Speaking during an eight-day visit to Sudan, Dr Williams said yesterday that detaining people indefinitely when they had not been convicted, and denying them proper legal rights, set a dangerous precedent.
He said that the camp in Cuba had created a “new category of custody”, in which detainees were prevented from gaining “the sort of legal access that we would probably assume to be important”.
The archbishop said: “Any message given, that any state can just over-ride some of the basic habeas corpus-type provisions, is going to be very welcome to tyrants elsewhere in the world, now and in the future.
“What, in 10 years’ time, are people going to be able to say about a system that tolerates this?”
His criticism in an interview with Sir David Frost for the BBC follows that of other Anglican leaders, including Archbishop Desmond Tutu, the former archbishop of Cape Town, and the Archbishop of York, Dr John Sentamu.
Human rights campaigners have accused the United States of using torture at the camp, a charge denied by the Pentagon.
In the interview, Dr Williams made clear that he was totally opposed to Muslim extremism, saying that he had devoted much energy in attempting to build bridges with moderates. But he said he did understand the roots of some Muslim anger.
“I have no time for terrorism. I hold no brief for Muslim extremism.
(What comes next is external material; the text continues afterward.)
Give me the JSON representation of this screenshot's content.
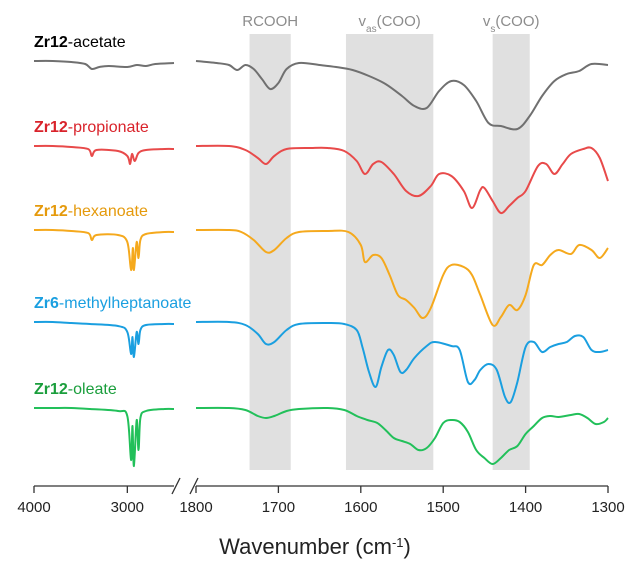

I think it’s appalling, I think it’s an insult to God and man,” he said.
He criticised as a “hysterical overreaction” the violent protests staged by Muslims in some parts of the world against the publication of cartoons caricaturing the Prophet Mohammed.
But he argued that the violence stemmed from their perception of themselves as “constantly being pushed to the edge of every discussion and every negotiation in the world”.
Dr Williams was speaking in Khartoum during a World Food Programme tour of Sudan, the first by an archbishop since last year’s peace agreement between the mainly Christian south of the country and the Islamic government.
He made no reference during the interview to the human rights abuses in Darfur, where the Sudan regime has been implicated in genocide against its own people, creating more than a million refugees.
He has appealed for tolerance between the faiths and has spoken about food shortages during his tour, which has included visits to a number of Church and humanitarian projects.
His predecessor Lord Carey’s first trip to the Sudan in 1994 led to the expulsion of the British ambassador when the then archbishop refused to visit the north of the country on the government’s terms, instead flying into the south from Uganda.